Fortuna crítica: Benedicto Monteiro*


O romance da civilização fluvial


 

Depois que saí da prisão, em 1964, pretendia escrever um grande romance sobre a Amazônia e sobre o povo amazônida. Mas percebi que o tema era vasto e, o livro, teria talvez de conter mais de mil páginas. Optei então pelo hipertexto e acabei escrevendo a Tetralogia Amazônica, composta dos romances "Verde Vagomundo", "O Minossauro", "A Terceira Margem", "Aquele Um" e, mais, o "Carro dos Milagres" (contos). Hoje, relendo o excelente romance "A Espera do Nunca Mais", do paraense nascido em Santarém, Nicodemos Sena, compreendo por que ele teve de escrever mais de 800 páginas num só livro.

De fato, em sua excelente ficção, Nicodemos não poderia refletir a simbiose entre a realidade amazônica e o imaginário do nosso povo, conforme conseguiu, magistralmente, senão nesse extraordinário romance com 874 páginas, publicado recentemente (Editora Cejup, 1999, Belém).

Não sou "crítico", nem gosto de dar opinião sobre obras literárias de colegas escritores. Mas me vejo no dever de dizer que, além de um grande romance, Nicodemos Sena escreveu páginas que merecem ser consideradas clássicas na literatura amazônica. A comovente morte do búfalo rosilho, narrada na segunda parte do livro (págs. 448 a 466), merece estar entre as melhores páginas que já se escreveram sobre a vida do nosso povo.

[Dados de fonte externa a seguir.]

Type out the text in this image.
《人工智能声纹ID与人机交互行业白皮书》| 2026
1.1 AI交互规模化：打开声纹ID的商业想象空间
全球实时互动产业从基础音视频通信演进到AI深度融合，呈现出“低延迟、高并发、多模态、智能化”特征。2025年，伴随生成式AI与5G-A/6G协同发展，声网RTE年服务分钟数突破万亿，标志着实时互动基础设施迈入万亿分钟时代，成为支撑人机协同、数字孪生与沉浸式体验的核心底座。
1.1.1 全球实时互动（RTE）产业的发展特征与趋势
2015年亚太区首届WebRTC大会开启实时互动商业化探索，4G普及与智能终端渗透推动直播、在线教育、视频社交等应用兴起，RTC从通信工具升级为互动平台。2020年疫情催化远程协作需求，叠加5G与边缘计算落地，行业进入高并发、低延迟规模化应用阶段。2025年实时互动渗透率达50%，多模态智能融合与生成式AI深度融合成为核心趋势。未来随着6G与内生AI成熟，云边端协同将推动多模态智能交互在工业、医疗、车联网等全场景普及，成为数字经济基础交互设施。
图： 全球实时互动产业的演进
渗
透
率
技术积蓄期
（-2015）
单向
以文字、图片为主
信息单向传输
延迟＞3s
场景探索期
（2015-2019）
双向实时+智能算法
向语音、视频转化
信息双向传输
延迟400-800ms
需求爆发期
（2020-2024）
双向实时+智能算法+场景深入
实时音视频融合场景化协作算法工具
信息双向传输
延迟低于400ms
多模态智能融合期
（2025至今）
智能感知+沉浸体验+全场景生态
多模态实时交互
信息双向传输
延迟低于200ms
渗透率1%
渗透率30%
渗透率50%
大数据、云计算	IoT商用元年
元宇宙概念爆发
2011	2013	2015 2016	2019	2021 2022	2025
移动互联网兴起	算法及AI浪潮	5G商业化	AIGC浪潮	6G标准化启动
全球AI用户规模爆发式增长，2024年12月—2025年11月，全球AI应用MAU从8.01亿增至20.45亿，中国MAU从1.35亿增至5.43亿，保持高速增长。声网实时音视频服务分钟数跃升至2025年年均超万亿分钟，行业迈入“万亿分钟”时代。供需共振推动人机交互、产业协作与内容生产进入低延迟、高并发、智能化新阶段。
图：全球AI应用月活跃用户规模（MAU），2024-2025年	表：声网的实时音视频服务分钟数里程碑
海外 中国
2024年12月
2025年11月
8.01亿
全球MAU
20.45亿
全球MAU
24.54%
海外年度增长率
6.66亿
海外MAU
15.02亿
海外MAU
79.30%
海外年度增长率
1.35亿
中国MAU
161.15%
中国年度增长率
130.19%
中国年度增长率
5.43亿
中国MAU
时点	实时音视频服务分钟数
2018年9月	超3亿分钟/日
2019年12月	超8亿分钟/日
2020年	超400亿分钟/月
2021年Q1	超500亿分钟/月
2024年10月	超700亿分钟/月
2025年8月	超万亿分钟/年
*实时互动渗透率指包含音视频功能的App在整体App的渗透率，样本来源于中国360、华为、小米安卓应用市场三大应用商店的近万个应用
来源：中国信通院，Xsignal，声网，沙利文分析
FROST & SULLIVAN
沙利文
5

Assim como disseram, quando o meu livro "Verde Vagomundo" apareceu, digo agora a respeito desse extraordinário romance de Nicodemos Sena: – Quando os historiadores, os antropólogos e os sociólogos quiserem resgatar aspectos originais e fundamentais da cultura amazônica, terão que buscar nas páginas do romance "A Espera do Nunca Mais".

Quanto ao "A Noite é dos Pássaros", segundo romance de Nicodemos Sena, cujos originais tive a oportunidade de ler, tenho a dizer o seguinte:

Infelizmente, os esforços dos missionários jesuítas, na época dos descobrimentos, para estruturar uma Língua Geral para o Brasil, incorporando à língua portuguesa o "nheengatu" (língua boa, em tupi), foram proibidos pelo Marquês de Pombal e não tiveram solução de continuidade pelos intelectuais brasileiros. Os nossos poetas e escritores, que promoveram o movimento literário indianista, como forma de ser fiel às nossas origens, limitaram-se a nomear os personagens indígenas de suas poesias ou de seus romances. Ou então, caricaturar esse sentimento nacionalista, como fez Lima Barreto.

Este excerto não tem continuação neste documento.